The data preparation phase is often known as ETL (Extract Transform Load) or the data factory. "Factory" is a good analogy because it captures the essence of what is being done in this stage: Just as a physical factory brings in raw materials and outputs products ready for consumers, so a data factory brings in raw data and produces data sets ready for data users to consume. Raw data is loaded in, cleaned up, conformed to the selected data model, joined with other data sources, and so on. Users in this phase are generally engineers, data specialists, or researchers.
The data presentation phase is usually referred to as the data warehouse. A warehouse stores products ready for consumers; they need only come and select the proper products off of the shelves. In this phase, users may be engineers using the data for their systems, analysts, or decisionmakers.
Given the different workloads and different users for each phase, we have found that different tools work best in each phase. Pig (combined with a workflow system such as Oozie) is best suited for the data factory, and Hive for the data warehouse.
Data factory use cases
In our data factory we have observed three distinct workloads: pipelines, iterative processing, and research.
The classical data pipelines bring in a data feed, and clean and transform it. A common example of such a feed is logs from Yahoo!'s web servers. These logs undergo a cleaning step where bots, company internal views, and clicks are removed. We also do transformations such as, for each click,
finding the page view that preceded that click.
See my previous post that discusses why we have found Pig to be the best tool for implementing these pipelines. We use it together with our workflow tool, Oozie, to construct pipelines, some of which run tens of thousands of Pig jobs a day.
A closely related use case is iterative processing. In this case, there is usually one very large data set that is maintained. Typical processing on
that data set involves bringing in small new pieces of data that will change the state of the large data set.
For example, consider a data set that contained all the news stories currently known to Yahoo! News. You can envision this as a huge graph, where each story is a node. In this graph, there are links between stories that reference the same events. Every few minutes a new set of stories comes in, and the tools need to add these to the graph, find related stories and create links, and remove old stories that these new stories supersede.
What sets this off from the standard pipeline case is the constant inflow of small changes. These require the use of an incremental processing model to process this data in a reasonable amount of time.
For example, if the process has already done a join against the graph of all news stories, and a small set of new stories arrives, re-running the join across the whole set will not be desirable. It will take hours or days.
Instead, joining against the new incremental data and using the results together with the results from the previous full join is the correct approach. This will take only a few minutes. Standard database operations can be implemented in this incremental way in Pig Latin, making Pig a good tool for this use case.
A third use case is research.
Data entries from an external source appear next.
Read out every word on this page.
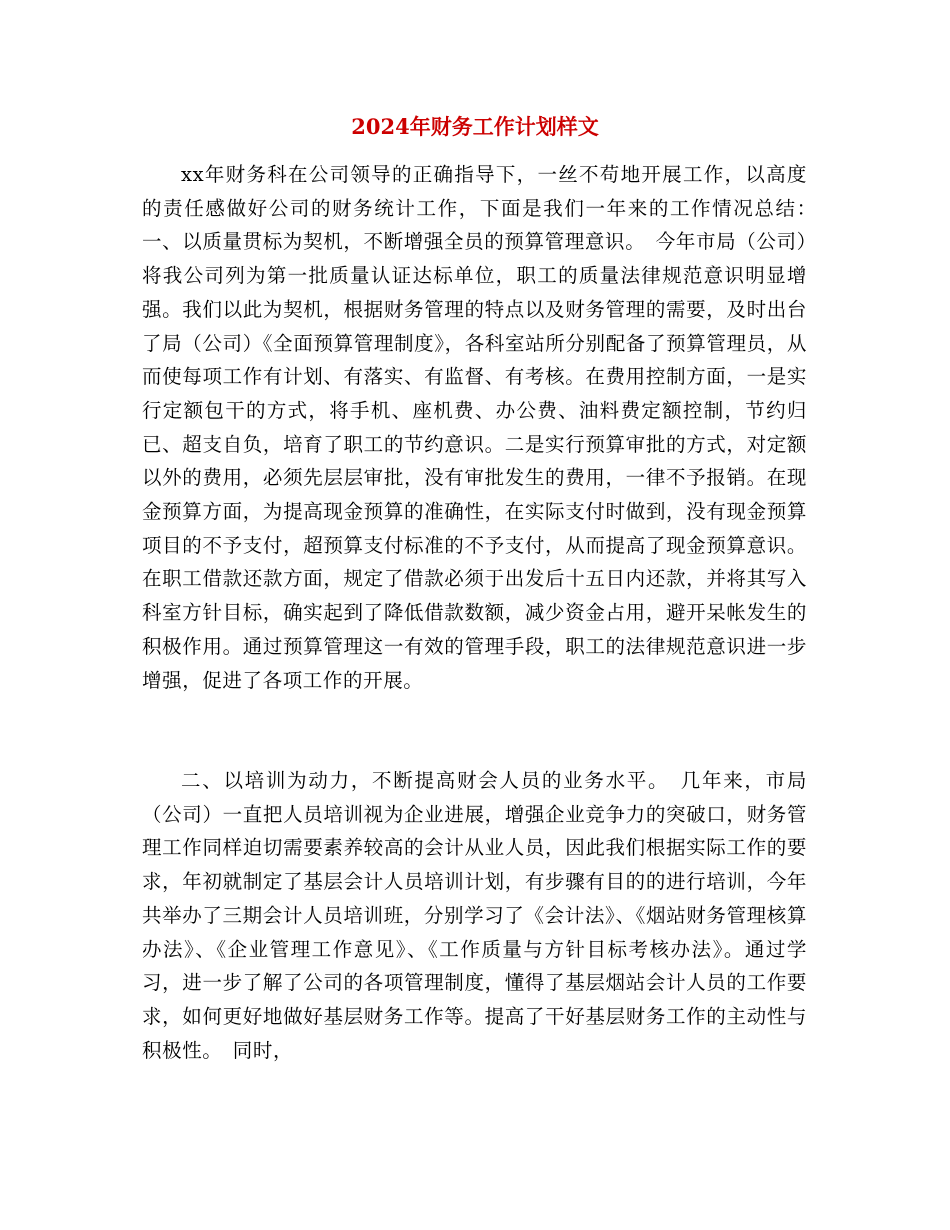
2024年财务工作计划样文

xx年财务科在公司领导的正确指导下，一丝不苟地开展工作，以高度的责任感做好公司的财务统计工作，下面是我们一年来的工作情况总结：　一、以质量贯标为契机，不断增强全员的预算管理意识。　今年市局（公司）将我公司列为第一批质量认证达标单位，职工的质量法律规范意识明显增强。我们以此为契机，根据财务管理的特点以及财务管理的需要，及时出台了局（公司）《全面预算管理制度》，各科室站所分别配备了预算管理员，从而使每项工作有计划、有落实、有监督、有考核。在费用控制方面，一是实行定额包干的方式，将手机、座机费、办公费、油料费定额控制，节约归已、超支自负，培育了职工的节约意识。二是实行预算审批的方式，对定额以外的费用，必须先层层审批，没有审批发生的费用，一律不予报销。在现金预算方面，为提高现金预算的准确性，在实际支付时做到，没有现金预算项目的不予支付，超预算支付标准的不予支付，从而提高了现金预算意识。在职工借款还款方面，规定了借款必须于出发后十五日内还款，并将其写入科室方针目标，确实起到了降低借款数额，减少资金占用，避开呆帐发生的积极作用。通过预算管理这一有效的管理手段，职工的法律规范意识进一步增强，促进了各项工作的开展。

二、以培训为动力，不断提高财会人员的业务水平。　几年来，市局（公司）一直把人员培训视为企业进展，增强企业竞争力的突破口，财务管理工作同样迫切需要素养较高的会计从业人员，因此我们根据实际工作的要求，年初就制定了基层会计人员培训计划，有步骤有目的的进行培训，今年共举办了三期会计人员培训班，分别学习了《会计法》、《烟站财务管理核算办法》、《企业管理工作意见》、《工作质量与方针目标考核办法》。通过学习，进一步了解了公司的各项管理制度，懂得了基层烟站会计人员的工作要求，如何更好地做好基层财务工作等。提高了干好基层财务工作的主动性与积极性。　同时，
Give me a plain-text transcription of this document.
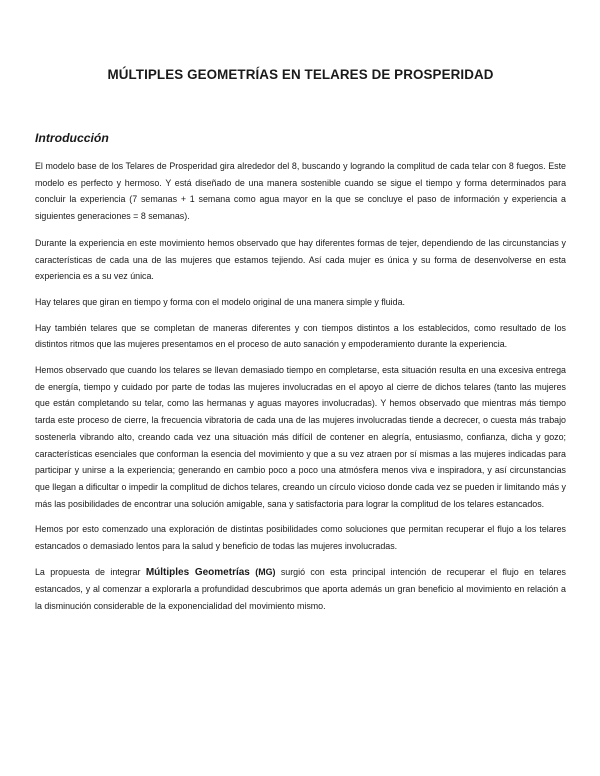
MÚLTIPLES GEOMETRÍAS EN TELARES DE PROSPERIDAD
Introducción

El modelo base de los Telares de Prosperidad gira alrededor del 8, buscando y logrando la complitud de cada telar con 8 fuegos. Este modelo es perfecto y hermoso. Y está diseñado de una manera sostenible cuando se sigue el tiempo y forma determinados para concluir la experiencia (7 semanas + 1 semana como agua mayor en la que se concluye el paso de información y experiencia a siguientes generaciones = 8 semanas).

Durante la experiencia en este movimiento hemos observado que hay diferentes formas de tejer, dependiendo de las circunstancias y características de cada una de las mujeres que estamos tejiendo. Así cada mujer es única y su forma de desenvolverse en esta experiencia es a su vez única.

Hay telares que giran en tiempo y forma con el modelo original de una manera simple y fluida.

Hay también telares que se completan de maneras diferentes y con tiempos distintos a los establecidos, como resultado de los distintos ritmos que las mujeres presentamos en el proceso de auto sanación y empoderamiento durante la experiencia.

Hemos observado que cuando los telares se llevan demasiado tiempo en completarse, esta situación resulta en una excesiva entrega de energía, tiempo y cuidado por parte de todas las mujeres involucradas en el apoyo al cierre de dichos telares (tanto las mujeres que están completando su telar, como las hermanas y aguas mayores involucradas). Y hemos observado que mientras más tiempo tarda este proceso de cierre, la frecuencia vibratoria de cada una de las mujeres involucradas tiende a decrecer, o cuesta más trabajo sostenerla vibrando alto, creando cada vez una situación más difícil de contener en alegría, entusiasmo, confianza, dicha y gozo; características esenciales que conforman la esencia del movimiento y que a su vez atraen por sí mismas a las mujeres indicadas para participar y unirse a la experiencia; generando en cambio poco a poco una atmósfera menos viva e inspiradora, y así circunstancias que llegan a dificultar o impedir la complitud de dichos telares, creando un círculo vicioso donde cada vez se pueden ir limitando más y más las posibilidades de encontrar una solución amigable, sana y satisfactoria para lograr la complitud de los telares estancados.

Hemos por esto comenzado una exploración de distintas posibilidades como soluciones que permitan recuperar el flujo a los telares estancados o demasiado lentos para la salud y beneficio de todas las mujeres involucradas.

La propuesta de integrar Múltiples Geometrías (MG) surgió con esta principal intención de recuperar el flujo en telares estancados, y al comenzar a explorarla a profundidad descubrimos que aporta además un gran beneficio al movimiento en relación a la disminución considerable de la exponencialidad del movimiento mismo.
Yahoo! has many scientists who use our grid tools to comb through the petabytes of data we have. Many of these researchers want to quickly write a script to test a theory or gain deeper insight.
But, in the data factory, data may not be in a nice, standardized state yet. This makes Pig a good fit for this use case as well, since it supports data with partial or unknown schemas, and semi-structured or unstructured data.
Pig integration with streaming also makes it easy for researchers to take a Perl or Python script they have already debugged on a small data set and run it against a huge data set.
Data warehouse use cases
In the data warehouse phase of processing, we see two dominant use cases: business-intelligence analysis and ad-hoc queries.
In the first case, users connect the data to business intelligence (BI) tools — such as MicroStrategy — to generate reports or do further analysis.
In the second case, users run ad-hoc queries issued by data analysts or decisionmakers.
In both cases, the relational model and SQL are the best fit. Indeed, data warehousing has been one of the core use cases for SQL through much of its history. It has the right constructs to support the types of queries and tools that analysts want to use. And it is already in use by both the tools and users in the field.
Pig + Hive = Hadoop toolkit
The widespread use of Pig at Yahoo! has enabled the migration of our data factory processing to Hadoop. With the adoption of Hive, we will be able to move much of our data warehousing to Hadoop as well.
Having the data factory and the data warehouse on the same system will lower data-loading time into the warehouse — as soon as the factory is finished, it is available in the warehouse.
It will also enable us to share — across both the factory and the warehouse — metadata, monitoring, and management tools; support and operations teams; and hardware.
So we are excited to add Hive to our toolkit, and look forward to using both these tools together as we lean on Hadoop to do more and more of our data processing.